Reflexión agustiniana

Escrito el 13/08/2022
Agustinos


En este mes agustiniano

El calendario litúrgico tiene reservada la fecha del 28 de agosto para san Agustín. Los libros oficiales – Breviario, Libro de la Sede en la celebración celebración eucarística– ofrecen información sobre el santo. Pero es tan breve que resulta insuficiente para que se haga una idea  de su persona quien la desconoce, o para que pueda reformarla quien la tiene deformada.  En lo que sigue no pretendo sino ampliar tan sumaria información.

Celebrar la fiesta de san Agustín significa, entre otras cosas,  rendir tributo a un hombre extraordinario que conformó la historia posterior a él; a una inteligencia privilegiada, reconocida desde siempre y por todos; a una voluntad recia, puesta, tras la conversión, al servicio de su comunidad cristiana y de la fe católica; a una capacidad de trabajo asombrosa de que es prueba inequívoca su obra ingente; a una resistencia física fuera de lo normal, que, aun con achaques, le permitió una óptima calidad de vida en una longevidad rara para su época; a una personalidad que supo reconocer tanto sus valores como sus miserias y tuvo el coraje de exponer al público los unos y las otras, no para hacerse publicidad, sino para suscitar en los demás los mismos sentimientos de alabanza y gratitud a Dios que anidaban en su interior.

Significa rendir tributo a un santo cuya vida tantos creen conocer y a menudo desconocen; del que en general son más los que están al corriente de ciertos pecados de juventud que de sus virtudes de persona adulta; al que se conoce más en los centros de estudio que en los ámbitos de piedad; al que se quizá se admira mucho pero al que se reza poco. Al pastor, enamorado de la Iglesia, que afirmaba no querer salvarse si no era en compañía de aquellos a los que servía. Al pensador  muy consciente de poder equivocarse y de no poseer siempre la verdad, por lo cual pedía que se le leyese con ojos críticos, que no se creyese a su palabra por ser suya sino por ajustarse a la verdad, cuando se ajustaba. Al autor de tantos escritos, entre ellos obras maestras como las Confesiones, la Ciudad de Dios o la Trinidad, comparables a incursiones, con pluma en mano, en la profundidad de tres misterios: el del hombre, el de la historia de la humanidad, y el del Dios Trino de la fe cristiana, respectivamente. Al predicador que concitaba en el templo a católicos y no católicos; que acertó a combinar elocuencia y ciencia, y en quien la profundidad no engendraba oscuridad ni la sencillez negaba hondura al pensamiento. Al polemista amante del debate, de palabra o por escrito, tan estimado y alabado por sus seguidores como temido y calumniado por sus adversarios; dialogante siempre, intransigente a veces. Al inspirador monástico que acertó a combinar la referencia imprescindible a Dios con la vida comunitaria entre hermanos y la apostólica, la contemplación con la acción,  monacato y ministerio eclesial. Al padre de tantas máximas, de bella forma, de concisa formulación y de rico contenido, que llenan la boca de tantos predicadores u oradores que, a veces, no han leído una sola línea de sus obras. Al escritor del que, a menudo, se desconoce lo que efectivamente dijo y al que se atribuye lo que realmente no dijo, lo que no deja de ser signo de riqueza porque “sólo a los ricos se presta”.

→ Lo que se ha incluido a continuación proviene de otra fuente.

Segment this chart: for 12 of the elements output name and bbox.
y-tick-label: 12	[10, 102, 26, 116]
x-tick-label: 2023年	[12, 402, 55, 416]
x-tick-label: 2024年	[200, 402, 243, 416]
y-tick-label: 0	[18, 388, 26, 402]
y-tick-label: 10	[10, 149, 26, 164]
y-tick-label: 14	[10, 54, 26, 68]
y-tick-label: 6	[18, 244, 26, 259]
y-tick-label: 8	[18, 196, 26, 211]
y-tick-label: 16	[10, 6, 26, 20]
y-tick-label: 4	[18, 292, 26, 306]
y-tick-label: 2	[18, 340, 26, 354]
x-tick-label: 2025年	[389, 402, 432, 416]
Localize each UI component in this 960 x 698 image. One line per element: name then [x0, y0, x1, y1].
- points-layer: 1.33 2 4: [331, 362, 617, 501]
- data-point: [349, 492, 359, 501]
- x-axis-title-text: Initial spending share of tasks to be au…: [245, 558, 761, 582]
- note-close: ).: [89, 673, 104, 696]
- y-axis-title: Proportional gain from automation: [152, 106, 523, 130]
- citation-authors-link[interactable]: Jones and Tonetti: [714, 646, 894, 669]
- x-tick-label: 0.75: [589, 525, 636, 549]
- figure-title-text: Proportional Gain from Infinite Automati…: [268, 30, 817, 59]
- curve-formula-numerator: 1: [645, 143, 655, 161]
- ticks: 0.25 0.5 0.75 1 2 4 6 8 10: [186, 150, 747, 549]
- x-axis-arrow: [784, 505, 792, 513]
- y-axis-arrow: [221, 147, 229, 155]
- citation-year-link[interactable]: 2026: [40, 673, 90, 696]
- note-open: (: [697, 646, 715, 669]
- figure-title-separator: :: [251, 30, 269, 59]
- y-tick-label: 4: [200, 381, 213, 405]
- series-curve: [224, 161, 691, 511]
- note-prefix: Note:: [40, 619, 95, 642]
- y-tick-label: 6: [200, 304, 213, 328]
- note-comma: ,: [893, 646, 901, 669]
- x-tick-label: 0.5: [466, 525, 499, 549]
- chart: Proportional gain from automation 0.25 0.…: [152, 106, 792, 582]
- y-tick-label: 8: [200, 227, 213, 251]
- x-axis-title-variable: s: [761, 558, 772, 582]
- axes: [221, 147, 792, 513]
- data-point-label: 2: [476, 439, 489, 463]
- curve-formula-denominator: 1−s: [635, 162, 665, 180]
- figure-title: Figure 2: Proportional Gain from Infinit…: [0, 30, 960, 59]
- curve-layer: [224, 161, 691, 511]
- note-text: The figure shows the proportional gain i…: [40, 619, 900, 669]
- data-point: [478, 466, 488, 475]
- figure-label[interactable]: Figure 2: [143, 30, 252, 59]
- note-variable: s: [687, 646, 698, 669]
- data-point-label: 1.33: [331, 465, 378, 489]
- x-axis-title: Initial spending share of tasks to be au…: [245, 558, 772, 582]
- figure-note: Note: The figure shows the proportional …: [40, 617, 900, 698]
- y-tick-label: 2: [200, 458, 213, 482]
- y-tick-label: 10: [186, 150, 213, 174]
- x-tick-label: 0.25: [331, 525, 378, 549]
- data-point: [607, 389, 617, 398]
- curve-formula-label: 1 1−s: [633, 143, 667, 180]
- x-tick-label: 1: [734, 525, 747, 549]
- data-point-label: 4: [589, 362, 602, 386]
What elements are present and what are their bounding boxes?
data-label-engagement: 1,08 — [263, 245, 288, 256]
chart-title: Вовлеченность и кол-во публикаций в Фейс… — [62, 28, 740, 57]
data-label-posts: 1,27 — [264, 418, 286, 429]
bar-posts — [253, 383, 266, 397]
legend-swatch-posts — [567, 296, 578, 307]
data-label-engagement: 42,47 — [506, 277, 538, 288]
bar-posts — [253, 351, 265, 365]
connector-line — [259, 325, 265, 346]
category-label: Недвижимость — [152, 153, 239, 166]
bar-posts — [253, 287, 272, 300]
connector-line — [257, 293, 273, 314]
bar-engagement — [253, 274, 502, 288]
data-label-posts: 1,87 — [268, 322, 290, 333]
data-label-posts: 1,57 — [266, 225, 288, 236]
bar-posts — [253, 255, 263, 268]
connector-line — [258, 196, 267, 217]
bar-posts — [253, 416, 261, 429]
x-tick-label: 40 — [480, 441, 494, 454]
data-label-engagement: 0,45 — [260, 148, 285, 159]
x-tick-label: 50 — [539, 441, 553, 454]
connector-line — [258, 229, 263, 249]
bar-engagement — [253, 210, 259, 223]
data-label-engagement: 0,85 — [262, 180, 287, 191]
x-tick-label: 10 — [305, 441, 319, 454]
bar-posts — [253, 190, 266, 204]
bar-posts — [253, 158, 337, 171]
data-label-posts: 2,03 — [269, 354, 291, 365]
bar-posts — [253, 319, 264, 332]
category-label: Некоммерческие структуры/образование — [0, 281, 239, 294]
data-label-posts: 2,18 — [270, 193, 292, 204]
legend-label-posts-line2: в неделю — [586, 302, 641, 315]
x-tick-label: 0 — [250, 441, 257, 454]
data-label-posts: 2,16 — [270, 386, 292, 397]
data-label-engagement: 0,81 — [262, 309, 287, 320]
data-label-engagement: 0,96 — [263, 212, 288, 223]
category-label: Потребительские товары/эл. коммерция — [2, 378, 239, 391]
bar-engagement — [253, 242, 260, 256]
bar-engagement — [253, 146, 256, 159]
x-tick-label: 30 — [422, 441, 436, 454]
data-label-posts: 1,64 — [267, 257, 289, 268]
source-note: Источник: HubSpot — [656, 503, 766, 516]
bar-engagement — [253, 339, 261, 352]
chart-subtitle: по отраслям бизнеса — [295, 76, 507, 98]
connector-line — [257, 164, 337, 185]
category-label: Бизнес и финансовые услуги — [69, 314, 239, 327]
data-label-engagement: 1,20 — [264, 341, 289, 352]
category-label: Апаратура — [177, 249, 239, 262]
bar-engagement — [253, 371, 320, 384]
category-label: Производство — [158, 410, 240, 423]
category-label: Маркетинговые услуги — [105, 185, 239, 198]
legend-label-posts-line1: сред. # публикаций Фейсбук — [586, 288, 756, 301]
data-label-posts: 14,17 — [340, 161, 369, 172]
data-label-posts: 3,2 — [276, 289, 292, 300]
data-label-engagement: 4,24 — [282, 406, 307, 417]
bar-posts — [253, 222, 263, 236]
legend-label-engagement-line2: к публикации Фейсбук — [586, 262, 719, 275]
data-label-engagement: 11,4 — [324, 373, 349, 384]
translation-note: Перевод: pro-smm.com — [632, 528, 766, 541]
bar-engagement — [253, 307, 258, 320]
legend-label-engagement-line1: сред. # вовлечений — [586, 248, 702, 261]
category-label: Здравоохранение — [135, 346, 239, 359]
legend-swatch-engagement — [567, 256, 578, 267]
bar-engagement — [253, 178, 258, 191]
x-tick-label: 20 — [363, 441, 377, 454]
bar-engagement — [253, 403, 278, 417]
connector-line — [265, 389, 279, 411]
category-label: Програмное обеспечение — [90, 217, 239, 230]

Significa rendir tributo a una persona cuyo influjo profundo y duradero nadie niega, pero que no todos valoran de la misma manera, siendo, para unos, un destilador de puras esencias cristianas y, para otros, el causante de buena parte de los males que han afligido y afligen todavía a la Iglesia romana. Es decir, un homenaje al sabio que heredó el rico patrimonio cultural clásico y acertó a trasmitirlo, en buena parte purificado y enriquecido, contribuyendo de forma directa como pocos a modelar la cultura occidental. Al doctor cristiano que, después de san Pablo, más ha influido a dar forma al  pensamiento teológico, moral y espiritual de la Iglesia latina. Al teólogo que estuvo en el epicentro de la Reforma protestante, la gran crisis de la Iglesia occidental de la época moderna, al que católicos y protestantes pretendían tener de su parte. Al  autor de una Regla monástica que inspira la vida religiosa de más de un centenar de Ordenes y Congregaciones religiosas. Al Padre de la Iglesia más citado en textos altamente cualificados de la Iglesia de los últimos tiempos: los Documentos del Concilio y el Catecismo de la Iglesia Católica, señal de que el aprecio por él no fue sólo realidad del pasado, sino que lo es también del presente.

Significa, por último, rendir tributo al cristiano que, a pesar de todos sus títulos de grandeza,  se sintió muy cercano a sus humildes hermanos en la fe, desde el convencimiento de que no tenía nada de que presumir ante ellos porque todo lo consideraba don gratuito de Dios.